İşte Birleşmiş Milletler tarafından tanınmış “DÜNYA KADINLAR GÜNÜ” nün hikâyesi.
Bir diğer adıyla Dünya Emekçi Kadınlar Günü 8 Mart 1857 tarihinde ABD'nin New York kentinde 40.000 dokuma işçisi daha iyi çalışma koşulları istemiyle bir tekstil fabrikasında greve başladı. Bu grev esnasında polis işçilere saldırdı ve onları fabrikaya kilitledi. İşçilerin fabrikaya kilitlenmesinin ardından çıkan yangında, işçilerin fabrika önünde kurulan barikatlardan kaçamaması sonucunda çoğu kadın 129 işçi can verdi. Ölen işçilerin cenaze törenine 100 bini aşkın kişi katıldı.
Bu olaydan 53 sene sonra, 26- 27 Ağustos 1910 tarihinde Danimarka'nın Kopenhag kentinde düzenlenen 2. Enternasyonal’e bağlı kadınlar toplantısında Almanya Sosyal Demokrat Partisi önderlerinden Clara Zetkin, 8 Mart 1857 tarihinde tekstil fabrikası yangınında ölen kadın işçiler anısına 8 Mart'ın "Dünya Emekçi Kadınlar Günü" olarak anılması önerisini getirdi ve öneri oybirliğiyle kabul edildi.
Velâkin, 8 Mart tarihinin Dünya Emekçi Kadınlar günü olarak anılması, tam olarak 1921'de Moskova'da gerçekleştirilen 3. Uluslararası Kadınlar Konferansı'nda gerçekleşti. Birinci ve İkinci Dünya Savaşı yılları arasında bazı ülkelerde anılması yasaklanan Dünya Kadınlar Günü, 1960'lı yılların sonunda Amerika Birleşik Devletleri'nde de anmaya başlanmasıyla daha güçlü bir şekilde gündeme geldi.
Birleşmiş Milletler Genel Kurulu, 16 Aralık 1977 tarihinde 8 Mart'ın "Dünya Kadınlar Günü" olarak anılmasını kabul etti.
Ülkemizde 1984 ‘den beri kutlanıyor.
12 Eylül 1980 Askeri Darbesi’nden sonra dört yıl süreyle herhangi bir kutlama yapılmadı.

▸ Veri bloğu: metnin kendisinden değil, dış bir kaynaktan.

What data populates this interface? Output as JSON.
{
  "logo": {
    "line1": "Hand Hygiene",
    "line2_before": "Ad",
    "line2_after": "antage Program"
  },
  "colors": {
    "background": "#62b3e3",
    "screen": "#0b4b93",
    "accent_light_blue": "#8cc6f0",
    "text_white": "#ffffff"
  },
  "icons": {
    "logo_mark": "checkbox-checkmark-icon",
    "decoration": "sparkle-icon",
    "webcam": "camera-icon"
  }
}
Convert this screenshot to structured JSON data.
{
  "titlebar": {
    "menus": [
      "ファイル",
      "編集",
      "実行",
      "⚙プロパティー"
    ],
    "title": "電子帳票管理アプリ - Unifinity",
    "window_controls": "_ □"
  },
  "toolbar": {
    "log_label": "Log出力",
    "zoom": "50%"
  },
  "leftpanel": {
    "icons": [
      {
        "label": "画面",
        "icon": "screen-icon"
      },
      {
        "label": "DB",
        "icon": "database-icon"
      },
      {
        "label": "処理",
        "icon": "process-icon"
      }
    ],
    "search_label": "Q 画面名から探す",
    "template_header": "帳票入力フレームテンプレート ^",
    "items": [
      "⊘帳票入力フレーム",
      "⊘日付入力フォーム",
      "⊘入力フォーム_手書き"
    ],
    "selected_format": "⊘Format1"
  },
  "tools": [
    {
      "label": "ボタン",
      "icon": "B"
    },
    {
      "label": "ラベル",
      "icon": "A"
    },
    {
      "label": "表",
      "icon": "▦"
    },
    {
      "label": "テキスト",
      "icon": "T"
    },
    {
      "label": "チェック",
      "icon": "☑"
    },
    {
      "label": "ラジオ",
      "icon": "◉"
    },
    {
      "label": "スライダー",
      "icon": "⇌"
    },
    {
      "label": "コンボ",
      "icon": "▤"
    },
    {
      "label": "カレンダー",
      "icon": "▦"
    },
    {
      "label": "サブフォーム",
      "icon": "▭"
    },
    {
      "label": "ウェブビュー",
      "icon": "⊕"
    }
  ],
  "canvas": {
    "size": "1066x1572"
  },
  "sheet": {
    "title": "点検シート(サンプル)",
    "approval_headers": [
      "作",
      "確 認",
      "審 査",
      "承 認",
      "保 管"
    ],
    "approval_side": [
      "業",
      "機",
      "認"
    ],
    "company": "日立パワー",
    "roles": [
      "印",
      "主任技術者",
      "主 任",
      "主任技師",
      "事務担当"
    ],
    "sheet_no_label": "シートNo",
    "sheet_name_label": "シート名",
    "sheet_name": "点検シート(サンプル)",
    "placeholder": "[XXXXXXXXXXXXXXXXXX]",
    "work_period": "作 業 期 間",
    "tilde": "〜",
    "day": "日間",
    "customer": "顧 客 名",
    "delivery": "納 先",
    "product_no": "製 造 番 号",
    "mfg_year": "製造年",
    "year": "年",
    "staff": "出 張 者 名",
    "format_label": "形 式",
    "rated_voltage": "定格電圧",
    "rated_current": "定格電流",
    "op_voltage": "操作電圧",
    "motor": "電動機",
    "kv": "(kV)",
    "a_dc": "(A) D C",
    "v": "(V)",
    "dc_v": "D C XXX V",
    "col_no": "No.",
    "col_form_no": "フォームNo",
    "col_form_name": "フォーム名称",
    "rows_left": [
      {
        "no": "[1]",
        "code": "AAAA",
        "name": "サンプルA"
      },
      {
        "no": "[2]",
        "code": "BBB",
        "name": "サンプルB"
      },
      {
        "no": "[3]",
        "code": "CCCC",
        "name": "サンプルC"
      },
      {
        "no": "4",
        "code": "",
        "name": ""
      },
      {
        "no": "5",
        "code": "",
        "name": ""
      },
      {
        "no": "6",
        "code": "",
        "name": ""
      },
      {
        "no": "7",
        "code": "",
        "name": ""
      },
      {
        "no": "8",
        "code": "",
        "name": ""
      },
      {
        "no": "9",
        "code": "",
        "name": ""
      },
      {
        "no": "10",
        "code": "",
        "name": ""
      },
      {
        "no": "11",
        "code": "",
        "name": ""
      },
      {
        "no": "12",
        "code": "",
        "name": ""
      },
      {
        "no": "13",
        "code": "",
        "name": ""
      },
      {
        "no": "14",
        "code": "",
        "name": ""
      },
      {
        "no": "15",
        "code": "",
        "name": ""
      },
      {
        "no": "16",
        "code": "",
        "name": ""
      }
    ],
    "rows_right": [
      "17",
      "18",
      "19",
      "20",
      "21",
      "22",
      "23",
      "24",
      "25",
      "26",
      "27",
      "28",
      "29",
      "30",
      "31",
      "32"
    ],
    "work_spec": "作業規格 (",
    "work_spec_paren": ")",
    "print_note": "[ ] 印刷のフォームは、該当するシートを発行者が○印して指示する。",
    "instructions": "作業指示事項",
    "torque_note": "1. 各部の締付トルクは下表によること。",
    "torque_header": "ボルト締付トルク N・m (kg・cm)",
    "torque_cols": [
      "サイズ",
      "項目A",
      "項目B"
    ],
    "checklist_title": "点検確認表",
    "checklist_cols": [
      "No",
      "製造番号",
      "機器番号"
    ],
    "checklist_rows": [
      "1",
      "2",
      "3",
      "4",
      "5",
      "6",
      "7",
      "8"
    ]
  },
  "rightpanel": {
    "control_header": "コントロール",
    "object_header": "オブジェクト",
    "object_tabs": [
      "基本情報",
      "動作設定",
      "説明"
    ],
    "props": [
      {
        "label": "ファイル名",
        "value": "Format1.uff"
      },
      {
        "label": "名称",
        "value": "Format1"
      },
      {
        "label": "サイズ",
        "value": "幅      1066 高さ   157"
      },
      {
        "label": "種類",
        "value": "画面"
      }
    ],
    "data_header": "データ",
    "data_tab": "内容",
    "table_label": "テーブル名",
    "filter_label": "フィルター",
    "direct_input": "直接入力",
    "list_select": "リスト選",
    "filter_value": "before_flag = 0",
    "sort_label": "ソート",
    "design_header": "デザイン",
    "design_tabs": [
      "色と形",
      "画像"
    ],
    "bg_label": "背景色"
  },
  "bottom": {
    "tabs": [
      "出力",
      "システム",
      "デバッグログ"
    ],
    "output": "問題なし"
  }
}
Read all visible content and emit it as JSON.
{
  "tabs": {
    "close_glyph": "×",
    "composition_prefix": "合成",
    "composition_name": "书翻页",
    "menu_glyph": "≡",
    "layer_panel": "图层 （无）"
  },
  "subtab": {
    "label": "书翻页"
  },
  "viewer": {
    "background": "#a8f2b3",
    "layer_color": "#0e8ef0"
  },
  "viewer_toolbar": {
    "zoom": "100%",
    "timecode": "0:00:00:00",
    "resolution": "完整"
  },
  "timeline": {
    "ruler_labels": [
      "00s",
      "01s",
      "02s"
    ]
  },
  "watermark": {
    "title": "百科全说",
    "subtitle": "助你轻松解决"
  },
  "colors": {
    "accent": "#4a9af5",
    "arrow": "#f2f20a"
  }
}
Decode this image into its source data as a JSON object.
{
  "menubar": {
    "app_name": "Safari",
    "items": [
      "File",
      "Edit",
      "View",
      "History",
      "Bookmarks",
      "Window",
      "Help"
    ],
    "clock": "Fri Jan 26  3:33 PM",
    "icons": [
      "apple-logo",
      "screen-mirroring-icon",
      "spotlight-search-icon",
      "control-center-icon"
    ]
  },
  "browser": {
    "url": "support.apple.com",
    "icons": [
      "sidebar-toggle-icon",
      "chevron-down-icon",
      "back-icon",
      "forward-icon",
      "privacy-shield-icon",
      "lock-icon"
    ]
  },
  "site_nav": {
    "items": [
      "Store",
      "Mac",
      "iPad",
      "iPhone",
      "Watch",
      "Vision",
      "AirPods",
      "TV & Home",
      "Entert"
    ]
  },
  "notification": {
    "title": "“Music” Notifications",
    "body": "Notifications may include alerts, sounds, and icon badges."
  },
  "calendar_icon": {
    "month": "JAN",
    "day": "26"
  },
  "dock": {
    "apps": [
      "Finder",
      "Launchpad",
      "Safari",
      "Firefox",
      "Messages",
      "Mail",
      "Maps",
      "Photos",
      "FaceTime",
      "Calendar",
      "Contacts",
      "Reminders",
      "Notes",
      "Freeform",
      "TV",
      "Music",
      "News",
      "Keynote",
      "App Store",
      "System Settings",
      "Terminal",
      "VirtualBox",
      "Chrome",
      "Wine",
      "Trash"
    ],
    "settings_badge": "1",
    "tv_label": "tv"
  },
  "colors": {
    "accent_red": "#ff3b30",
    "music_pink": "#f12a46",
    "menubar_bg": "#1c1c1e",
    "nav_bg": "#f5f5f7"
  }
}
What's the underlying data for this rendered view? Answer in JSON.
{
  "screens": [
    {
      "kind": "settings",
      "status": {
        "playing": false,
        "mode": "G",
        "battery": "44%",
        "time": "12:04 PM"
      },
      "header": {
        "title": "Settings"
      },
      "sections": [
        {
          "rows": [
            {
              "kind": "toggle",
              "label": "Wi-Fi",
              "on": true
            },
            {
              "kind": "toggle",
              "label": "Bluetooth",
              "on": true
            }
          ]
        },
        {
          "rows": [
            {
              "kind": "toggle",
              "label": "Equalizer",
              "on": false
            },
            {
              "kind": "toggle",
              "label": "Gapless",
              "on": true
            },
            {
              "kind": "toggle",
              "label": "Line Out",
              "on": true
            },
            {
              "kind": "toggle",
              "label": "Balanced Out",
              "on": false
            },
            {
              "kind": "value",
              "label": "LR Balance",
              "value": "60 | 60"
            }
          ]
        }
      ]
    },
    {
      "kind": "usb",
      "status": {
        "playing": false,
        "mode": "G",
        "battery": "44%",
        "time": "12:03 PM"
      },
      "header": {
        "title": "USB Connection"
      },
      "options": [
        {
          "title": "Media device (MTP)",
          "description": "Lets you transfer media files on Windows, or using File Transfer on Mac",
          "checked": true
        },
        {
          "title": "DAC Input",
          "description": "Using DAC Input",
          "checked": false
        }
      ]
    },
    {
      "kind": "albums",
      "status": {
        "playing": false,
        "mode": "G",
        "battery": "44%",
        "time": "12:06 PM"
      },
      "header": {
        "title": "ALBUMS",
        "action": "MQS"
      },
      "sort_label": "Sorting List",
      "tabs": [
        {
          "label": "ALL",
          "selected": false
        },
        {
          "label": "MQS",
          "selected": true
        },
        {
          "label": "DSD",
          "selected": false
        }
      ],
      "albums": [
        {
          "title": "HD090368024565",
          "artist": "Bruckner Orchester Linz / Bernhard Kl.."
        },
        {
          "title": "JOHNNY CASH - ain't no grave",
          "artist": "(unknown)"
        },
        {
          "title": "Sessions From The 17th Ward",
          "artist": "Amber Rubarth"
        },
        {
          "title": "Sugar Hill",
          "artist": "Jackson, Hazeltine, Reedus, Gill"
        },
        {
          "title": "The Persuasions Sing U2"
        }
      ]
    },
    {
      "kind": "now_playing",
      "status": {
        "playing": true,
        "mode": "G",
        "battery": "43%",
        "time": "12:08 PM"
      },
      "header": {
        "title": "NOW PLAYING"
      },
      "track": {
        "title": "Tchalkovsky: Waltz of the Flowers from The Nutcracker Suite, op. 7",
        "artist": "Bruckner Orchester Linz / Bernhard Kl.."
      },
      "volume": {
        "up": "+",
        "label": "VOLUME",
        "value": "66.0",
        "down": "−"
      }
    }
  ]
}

“Erkekler öldürdüğünde yaşamı korumak biz kadınlara düşer!” der; Clara Zetkin
“Kadınlar sevilmek için yaratılmıştır, anlamak için değil” der; Oscar Wilde
“Kadınlar” kabul edilsin ya da edilmesin hayatın tüm yükünü omuzlayan kahramanlardır.